Pseudo-words and alien words. In preparation for the Phonics Screening Check, teachers also use sound buttons with pseudo-words (also called alien words or nonsense words). Because children cannot rely on recognising the word by sight, they must use their phonics knowledge to decode it, and sound buttons provide the scaffold for doing so.
How Parents Can Use Sound Buttons at Home
You do not need to be a trained teacher to use sound buttons with your child. The technique is simple enough to use at home, and it works well alongside whatever phonics programme your child follows at school.
Write words on paper or a whiteboard. Choose words that match what your child is learning in school. Write the word clearly with plenty of space between the letters. Ask your child to say each sound while you add the dots and dashes together.
Let your child mark the buttons. Once they are confident, hand over the pen.
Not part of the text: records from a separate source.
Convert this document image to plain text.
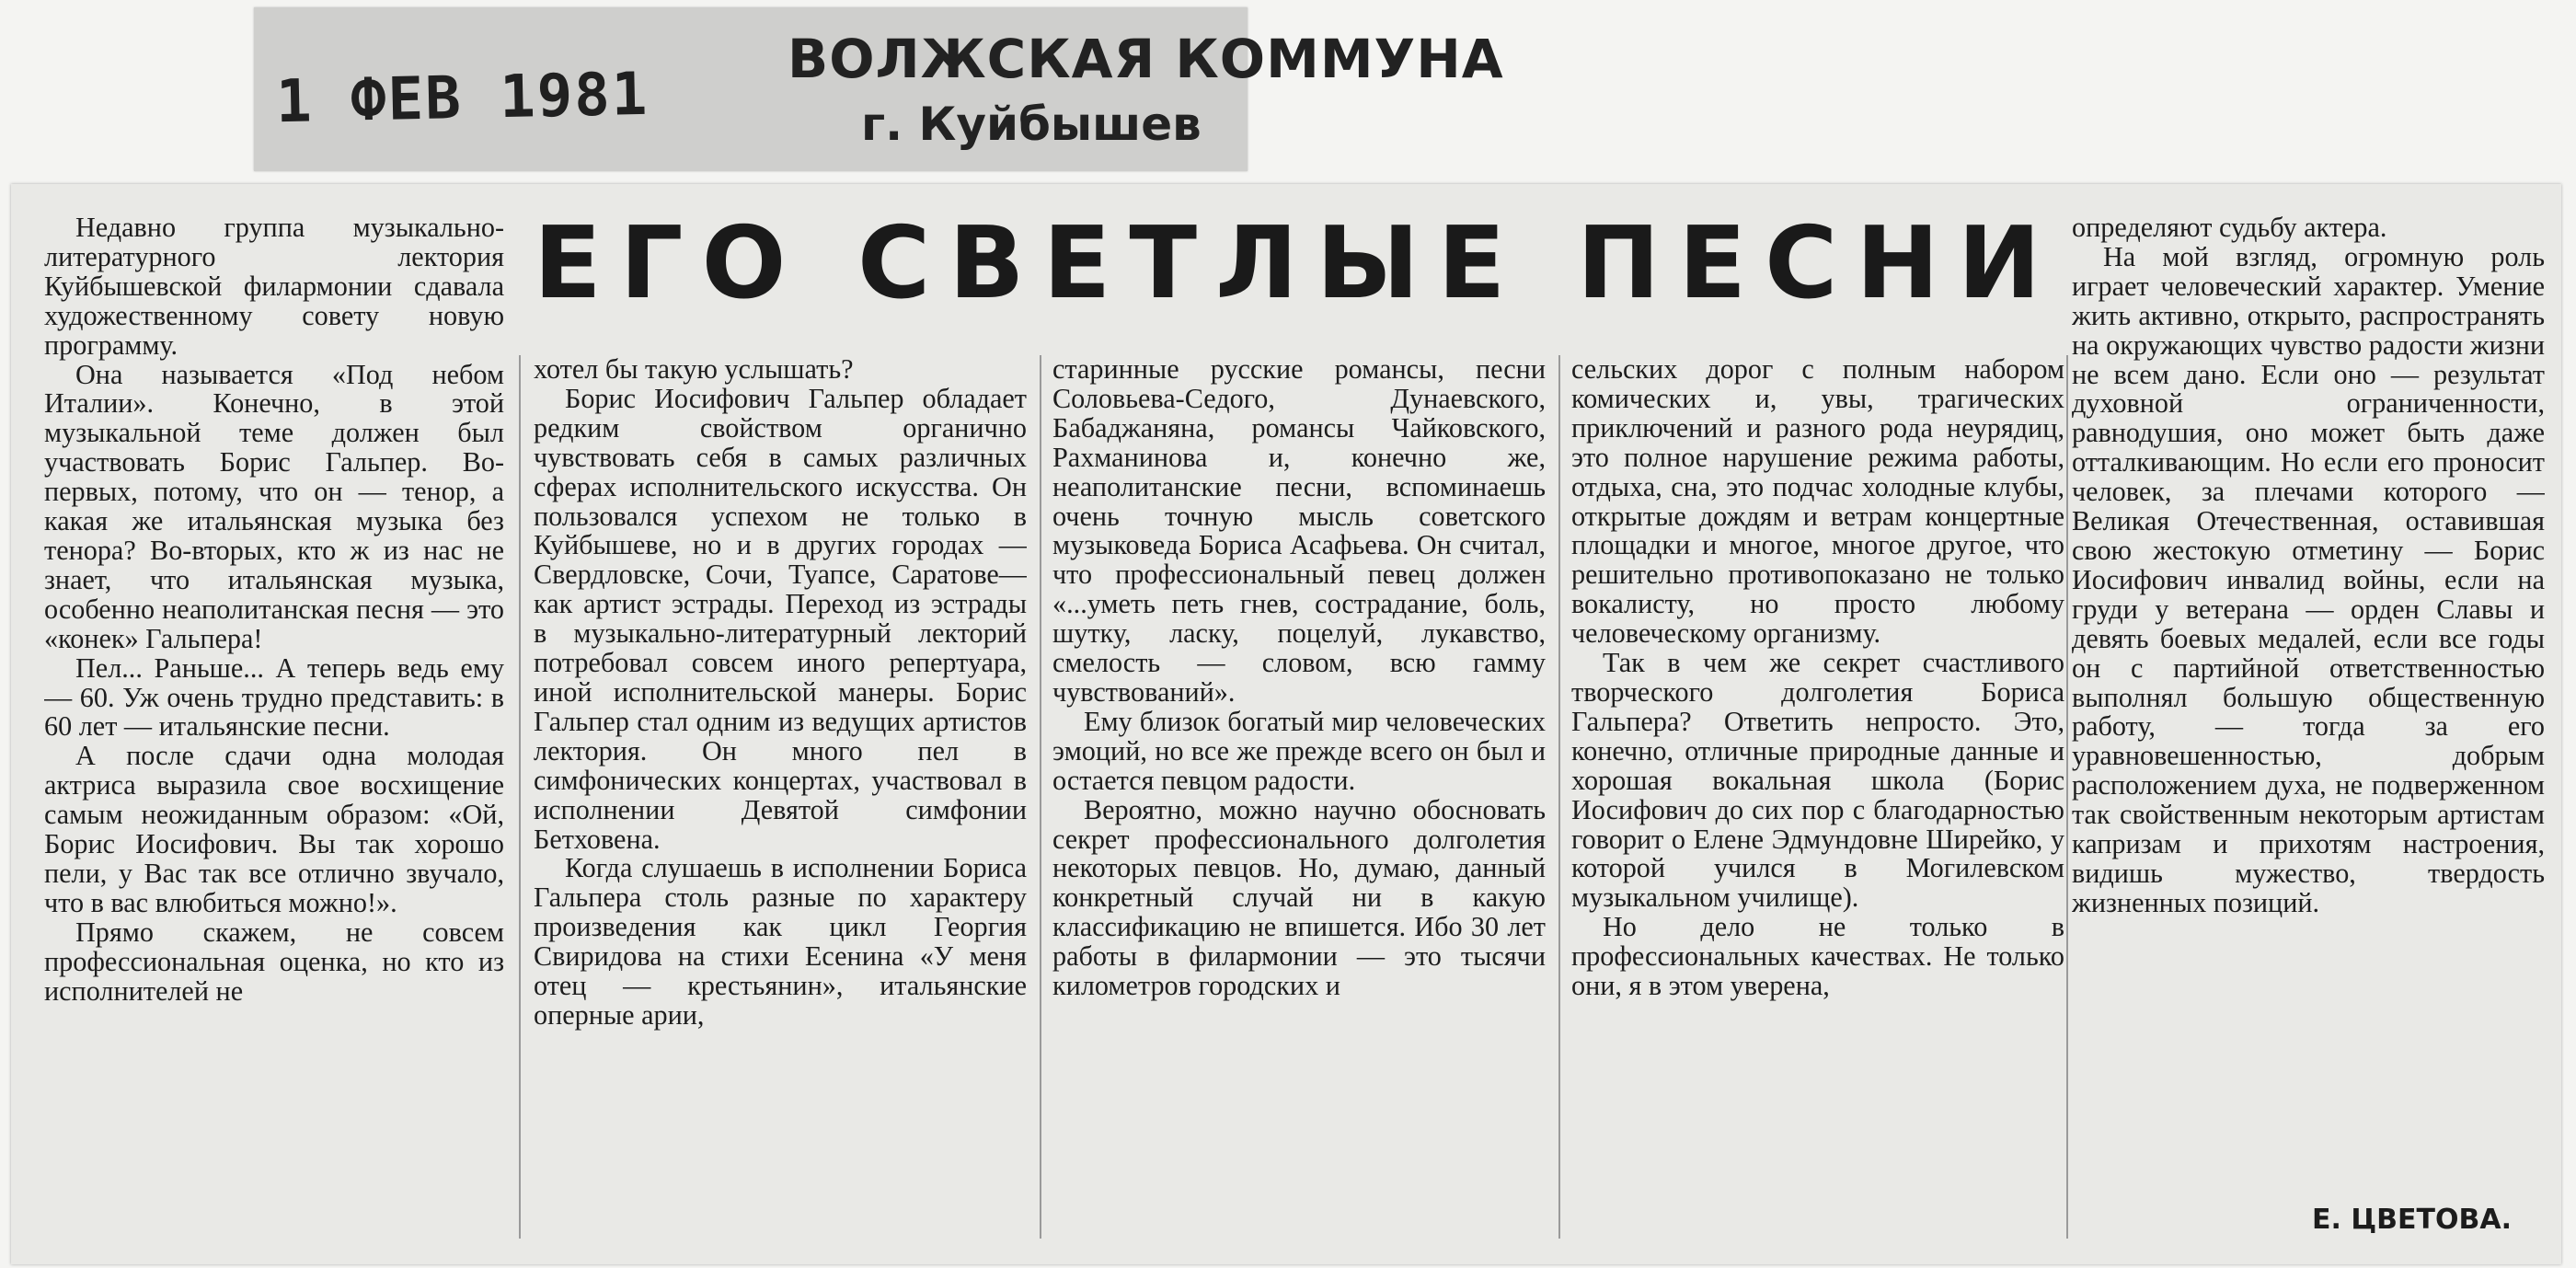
1 ФЕВ 1981
ВОЛЖСКАЯ КОММУНА
г. Куйбышев
ЕГО СВЕТЛЫЕ ПЕСНИ

Недавно группа музыкально-литературного лектория Куйбышевской филармонии сдавала художественному совету новую программу.

Она называется «Под небом Италии». Конечно, в этой музыкальной теме должен был участвовать Борис Гальпер. Во-первых, потому, что он — тенор, а какая же итальянская музыка без тенора? Во-вторых, кто ж из нас не знает, что итальянская музыка, особенно неаполитанская песня — это «конек» Гальпера!

Пел... Раньше... А теперь ведь ему — 60. Уж очень трудно представить: в 60 лет — итальянские песни.

А после сдачи одна молодая актриса выразила свое восхищение самым неожиданным образом: «Ой, Борис Иосифович. Вы так хорошо пели, у Вас так все отлично звучало, что в вас влюбиться можно!».

Прямо скажем, не совсем профессиональная оценка, но кто из исполнителей не

хотел бы такую услышать?

Борис Иосифович Гальпер обладает редким свойством органично чувствовать себя в самых различных сферах исполнительского искусства. Он пользовался успехом не только в Куйбышеве, но и в других городах — Свердловске, Сочи, Туапсе, Саратове—как артист эстрады. Переход из эстрады в музыкально-литературный лекторий потребовал совсем иного репертуара, иной исполнительской манеры. Борис Гальпер стал одним из ведущих артистов лектория. Он много пел в симфонических концертах, участвовал в исполнении Девятой симфонии Бетховена.

Когда слушаешь в исполнении Бориса Гальпера столь разные по характеру произведения как цикл Георгия Свиридова на стихи Есенина «У меня отец — крестьянин», итальянские оперные арии,

старинные русские романсы, песни Соловьева-Седого, Дунаевского, Бабаджаняна, романсы Чайковского, Рахманинова и, конечно же, неаполитанские песни, вспоминаешь очень точную мысль советского музыковеда Бориса Асафьева. Он считал, что профессиональный певец должен «...уметь петь гнев, сострадание, боль, шутку, ласку, поцелуй, лукавство, смелость — словом, всю гамму чувствований».

Ему близок богатый мир человеческих эмоций, но все же прежде всего он был и остается певцом радости.

Вероятно, можно научно обосновать секрет профессионального долголетия некоторых певцов. Но, думаю, данный конкретный случай ни в какую классификацию не впишется. Ибо 30 лет работы в филармонии — это тысячи километров городских и

сельских дорог с полным набором комических и, увы, трагических приключений и разного рода неурядиц, это полное нарушение режима работы, отдыха, сна, это подчас холодные клубы, открытые дождям и ветрам концертные площадки и многое, многое другое, что решительно противопоказано не только вокалисту, но просто любому человеческому организму.

Так в чем же секрет счастливого творческого долголетия Бориса Гальпера? Ответить непросто. Это, конечно, отличные природные данные и хорошая вокальная школа (Борис Иосифович до сих пор с благодарностью говорит о Елене Эдмундовне Ширейко, у которой учился в Могилевском музыкальном училище).

Но дело не только в профессиональных качествах. Не только они, я в этом уверена,

определяют судьбу актера.

На мой взгляд, огромную роль играет человеческий характер. Умение жить активно, открыто, распространять на окружающих чувство радости жизни не всем дано. Если оно — результат духовной ограниченности, равнодушия, оно может быть даже отталкивающим. Но если его проносит человек, за плечами которого — Великая Отечественная, оставившая свою жестокую отметину — Борис Иосифович инвалид войны, если на груди у ветерана — орден Славы и девять боевых медалей, если все годы он с партийной ответственностью выполнял большую общественную работу, — тогда за его уравновешенностью, добрым расположением духа, не подверженном так свойственным некоторым артистам капризам и прихотям настроения, видишь мужество, твердость жизненных позиций.

Е. ЦВЕТОВА.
Ask them to write the sound buttons under each word. Gently correct any mistakes, such as putting a dot under each letter of a digraph instead of a dash.
Use sound buttons during reading practice. When your child encounters a tricky word in a reading book, write it on a scrap of paper and add sound buttons. This can help them decode the word without feeling overwhelmed by the full sentence.
Start simple and build up. Begin with CVC words (three dots) and gradually introduce words with digraphs and trigraphs as your child gains confidence. The 44 phonics sounds page provides a complete list of the sounds your child will learn, which can help you choose appropriate words.
Practise with the KS1 Phonics app. Digital practice tools complement hands-on work. The KS1 Phonics Screening Check app gives children the opportunity to practise decoding both real words and pseudo-words, reinforcing the same skills that sound buttons develop.
Sound buttons are one of those deceptively simple tools that make a genuine difference in early reading. Whether you are a teacher looking for a refresher or a parent trying to understand what your child is learning in school, the dot-and-dash system is something you can start using straight away. Pick up a pen, choose a word, and start pressing those buttons.